The Oceanaire Seafood Room is meant to take you back in time with its interior that suggests a 1930s ocean liner. I felt transported on my visits to the new Pointe Orlando restaurant, but not nearly that far back.
My trip in time was to 1996 and another venue meant to resemble a ship. That was the year the Empress Lily riverboat at Disney’s Pleasure Island was rechristened Fulton’s Crab House with a registry under the Levy Restaurants flag. Fulton’s chef had a passion for a variety of fish and delighted in bringing the freshest to Central Florida.
But a few years after it opened, the restaurant shifted course. It still specialized in seafood, but its manifest was more mundane, sticking to the snapper, tuna and salmon that one could find in any other restaurant.
So when I visited The Oceanaire and saw its list of fish that included wahoo, coho salmon, hogfish and marlin, I was heartened. And when I discovered that the quality of the seafood was good and the kitchen had an expertise in cooking it, I was pleased that Central Florida finally had another fine seafood restaurant.
Not that everything here is first-rate. In fact there were some mind-numbing stumbles and some annoying service policies. But overall, The Oceanaire offers an exceptional dining experience.

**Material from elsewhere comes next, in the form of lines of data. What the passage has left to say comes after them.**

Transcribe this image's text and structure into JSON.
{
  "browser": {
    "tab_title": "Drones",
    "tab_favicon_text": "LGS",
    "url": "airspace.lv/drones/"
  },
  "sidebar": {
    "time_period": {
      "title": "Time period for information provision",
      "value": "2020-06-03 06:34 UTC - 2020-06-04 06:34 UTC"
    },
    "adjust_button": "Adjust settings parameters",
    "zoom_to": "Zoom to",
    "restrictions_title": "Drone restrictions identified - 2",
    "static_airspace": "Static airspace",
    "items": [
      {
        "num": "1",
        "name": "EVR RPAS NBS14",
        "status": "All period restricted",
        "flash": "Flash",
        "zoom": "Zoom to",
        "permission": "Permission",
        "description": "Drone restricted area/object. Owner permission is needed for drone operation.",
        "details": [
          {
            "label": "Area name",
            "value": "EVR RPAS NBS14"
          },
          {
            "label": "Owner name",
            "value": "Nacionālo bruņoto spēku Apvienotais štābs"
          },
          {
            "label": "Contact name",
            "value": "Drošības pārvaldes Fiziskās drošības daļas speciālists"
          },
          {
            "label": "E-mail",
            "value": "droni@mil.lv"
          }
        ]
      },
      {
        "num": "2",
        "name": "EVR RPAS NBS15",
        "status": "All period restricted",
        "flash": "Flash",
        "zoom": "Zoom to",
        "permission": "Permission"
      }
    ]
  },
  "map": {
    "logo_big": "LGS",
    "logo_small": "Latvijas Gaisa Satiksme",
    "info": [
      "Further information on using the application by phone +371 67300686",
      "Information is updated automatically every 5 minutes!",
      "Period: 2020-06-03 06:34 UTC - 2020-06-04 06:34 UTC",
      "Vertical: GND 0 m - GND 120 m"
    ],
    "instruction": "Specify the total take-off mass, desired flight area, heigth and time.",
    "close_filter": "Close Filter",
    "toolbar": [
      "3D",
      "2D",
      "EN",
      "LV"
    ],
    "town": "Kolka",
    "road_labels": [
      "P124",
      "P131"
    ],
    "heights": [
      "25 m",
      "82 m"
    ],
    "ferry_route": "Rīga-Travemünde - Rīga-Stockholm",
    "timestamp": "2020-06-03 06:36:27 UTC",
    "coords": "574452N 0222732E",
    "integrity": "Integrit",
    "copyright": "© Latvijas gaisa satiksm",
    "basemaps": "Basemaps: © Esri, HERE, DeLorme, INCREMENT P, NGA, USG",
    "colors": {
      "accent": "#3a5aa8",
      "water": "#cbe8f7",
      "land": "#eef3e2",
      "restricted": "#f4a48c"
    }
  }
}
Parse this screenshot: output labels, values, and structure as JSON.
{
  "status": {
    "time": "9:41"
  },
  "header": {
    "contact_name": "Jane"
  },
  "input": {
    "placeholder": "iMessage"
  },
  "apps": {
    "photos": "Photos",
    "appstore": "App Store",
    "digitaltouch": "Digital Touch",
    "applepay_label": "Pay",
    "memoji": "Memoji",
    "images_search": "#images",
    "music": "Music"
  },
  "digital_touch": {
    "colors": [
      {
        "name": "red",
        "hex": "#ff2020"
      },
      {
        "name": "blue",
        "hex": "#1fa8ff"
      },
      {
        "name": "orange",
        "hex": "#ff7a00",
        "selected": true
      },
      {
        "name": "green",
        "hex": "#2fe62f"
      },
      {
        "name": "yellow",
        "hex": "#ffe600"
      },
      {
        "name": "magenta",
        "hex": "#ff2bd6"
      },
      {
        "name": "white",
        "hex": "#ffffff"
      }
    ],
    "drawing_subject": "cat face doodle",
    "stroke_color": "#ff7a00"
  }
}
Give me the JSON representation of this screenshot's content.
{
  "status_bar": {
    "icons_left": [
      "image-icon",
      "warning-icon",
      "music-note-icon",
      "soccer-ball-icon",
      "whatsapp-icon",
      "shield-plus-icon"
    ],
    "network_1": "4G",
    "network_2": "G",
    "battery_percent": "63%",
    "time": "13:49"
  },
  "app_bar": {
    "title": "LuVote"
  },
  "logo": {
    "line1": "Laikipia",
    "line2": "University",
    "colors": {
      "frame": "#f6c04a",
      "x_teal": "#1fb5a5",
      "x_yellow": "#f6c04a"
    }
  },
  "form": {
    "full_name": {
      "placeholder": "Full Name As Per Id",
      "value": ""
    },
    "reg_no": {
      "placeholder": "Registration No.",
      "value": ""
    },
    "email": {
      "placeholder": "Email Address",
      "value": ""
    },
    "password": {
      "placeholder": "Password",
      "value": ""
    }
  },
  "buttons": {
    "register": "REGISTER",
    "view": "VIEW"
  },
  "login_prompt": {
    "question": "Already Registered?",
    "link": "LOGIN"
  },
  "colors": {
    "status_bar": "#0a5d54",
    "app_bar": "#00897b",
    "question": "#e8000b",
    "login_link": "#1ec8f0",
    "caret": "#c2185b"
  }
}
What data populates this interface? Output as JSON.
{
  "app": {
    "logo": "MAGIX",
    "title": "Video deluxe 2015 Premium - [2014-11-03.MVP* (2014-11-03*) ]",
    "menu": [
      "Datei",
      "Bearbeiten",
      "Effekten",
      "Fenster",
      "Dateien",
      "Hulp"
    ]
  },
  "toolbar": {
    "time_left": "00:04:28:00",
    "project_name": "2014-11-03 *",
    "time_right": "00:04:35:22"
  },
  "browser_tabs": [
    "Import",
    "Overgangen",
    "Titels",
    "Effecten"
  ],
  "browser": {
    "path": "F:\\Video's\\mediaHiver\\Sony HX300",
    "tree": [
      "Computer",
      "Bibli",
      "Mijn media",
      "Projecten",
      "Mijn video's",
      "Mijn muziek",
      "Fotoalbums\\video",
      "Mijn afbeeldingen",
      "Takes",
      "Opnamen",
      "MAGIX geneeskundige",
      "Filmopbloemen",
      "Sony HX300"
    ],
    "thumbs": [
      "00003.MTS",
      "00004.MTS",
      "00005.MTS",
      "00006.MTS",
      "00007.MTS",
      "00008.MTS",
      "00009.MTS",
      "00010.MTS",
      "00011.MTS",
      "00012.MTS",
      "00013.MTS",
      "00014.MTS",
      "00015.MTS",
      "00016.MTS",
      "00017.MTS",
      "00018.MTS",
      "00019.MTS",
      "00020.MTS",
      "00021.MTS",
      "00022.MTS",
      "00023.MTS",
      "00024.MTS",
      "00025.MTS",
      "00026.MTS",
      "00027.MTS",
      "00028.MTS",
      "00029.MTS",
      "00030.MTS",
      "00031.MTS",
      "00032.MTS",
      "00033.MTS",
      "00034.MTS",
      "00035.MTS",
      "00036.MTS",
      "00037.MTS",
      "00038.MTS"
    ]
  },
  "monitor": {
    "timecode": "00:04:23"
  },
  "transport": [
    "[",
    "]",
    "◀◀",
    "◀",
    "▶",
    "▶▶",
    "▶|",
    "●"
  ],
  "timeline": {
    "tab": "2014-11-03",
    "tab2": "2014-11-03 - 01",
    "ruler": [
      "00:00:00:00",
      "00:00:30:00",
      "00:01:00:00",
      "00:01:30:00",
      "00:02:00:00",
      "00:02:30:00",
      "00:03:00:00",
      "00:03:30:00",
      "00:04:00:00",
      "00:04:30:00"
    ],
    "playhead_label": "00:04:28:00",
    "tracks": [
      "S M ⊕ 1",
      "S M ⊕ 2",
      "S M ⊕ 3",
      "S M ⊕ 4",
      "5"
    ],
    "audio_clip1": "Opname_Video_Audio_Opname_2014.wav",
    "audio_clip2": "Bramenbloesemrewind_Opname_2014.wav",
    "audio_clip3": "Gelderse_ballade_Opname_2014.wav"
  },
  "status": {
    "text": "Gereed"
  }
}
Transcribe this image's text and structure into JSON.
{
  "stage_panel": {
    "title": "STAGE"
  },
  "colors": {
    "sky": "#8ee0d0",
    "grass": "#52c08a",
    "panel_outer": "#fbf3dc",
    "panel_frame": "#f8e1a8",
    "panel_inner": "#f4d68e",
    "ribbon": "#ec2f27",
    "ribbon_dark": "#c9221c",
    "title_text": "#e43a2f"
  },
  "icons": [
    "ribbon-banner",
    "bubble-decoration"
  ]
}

The menu, which is printed daily, as it should be in any fresh fish restaurant, requires some explanation from the servers. The top of the menu has a roster of 20 or so fish, but only those with a checkmark next to them are available.
Those that are checked may be simply grilled or broiled. Or they may be featured as one of the special preparations, such as the stuffed Alaskan halibut ($29.95) I enjoyed on my first visit. It featured a firm fillet wrapped around a satisfying mixture of shrimp, crab and creamy brie.
I also liked the black and blue swordfish ($28.95). The fillet wasn’t as thick as you might find in some swordfish, but it was deliciously tender and nicely blackened. The blue was provided by a splotch of Roquefort butter served atop the fish. Underneath was a confit of sweet onions.
Cioppino ($24.95) was a bit of a disappointment. Although ostensibly a stew, this cioppino had precious little broth, though I must say the soupcon that was there was delicious. But the chunks of fish that were served with it were overcooked.
The two simple preparations of fresh fish I sampled were quite good. On one visit my companion had the wahoo ($22.95), or ono, a mild fish similar to the mackerel. On another visit there was a monkfish ($23.95) from Georges Bank. It had the characteristic texture that mimics lobster meat but was a thick steak cut with the center cord intact. Not the prettiest presentation but quite good.
The crab cake ($14.95) was the most impressive appetizer. There was barely enough binding to hold the thick and sweet pieces of lump meat together. And fried calamari ($10.95) was better than the run of the mill variety with squid from Point Judith delicately breaded and fried. And I loved the shrimp De Jonghe ($8.95), an old-time appetizer, tender-firm shrimp sauteed in garlic butter and topped with bread crumbs.
The biggest disappointment came in the “grand shellfish platter,” and not just because the cost of the petite was a whopping $38. It consisted of a large saucer of shaved ice served on an elevated stand. Shoved in the ice were crab legs, a half lobster, shrimp, oysters, mussels and crab claws. Nothing on the pricey platter stood out as exceptional. The crab legs were a tad rubbery and the oysters, from Netart Bay, were a bit mushy. But the crab claw had gone bad and had the distinctive taste and odor of vinegar to prove it.
Baked Alaska ($5.95), flamed tableside, featured a bland ice cream center under a meringue igloo. The caramel brownie ($13.95), on the other hand, was wonderful chocolate goo.
The skill of the servers would be much more appreciated if they’d cut down on their spiel. Managers were on hand and readily stepped in to handle situations like spoiled crab claws. The wine list is limited but has plenty of fun seafood-pairing selections.
The interior is wood and palms and white tablecloths and avoids the trap of being too seaworthy or over-nautical. Obscure references to seafood and the sea are printed on the walls of the restaurant and restrooms. The men’s room has an odd quote, “The snotgreen sea. The scrotum tightening sea,” that is unattributed, although a well-read companion was sure it is by James Joyce. (It is.)
The Oceanaire Seafood Room has a number of touches to take the diner back in time – when was the last time you were served a relish tray? But its best attribute is the promise of a brighter future for Central Florida’s seafood scene.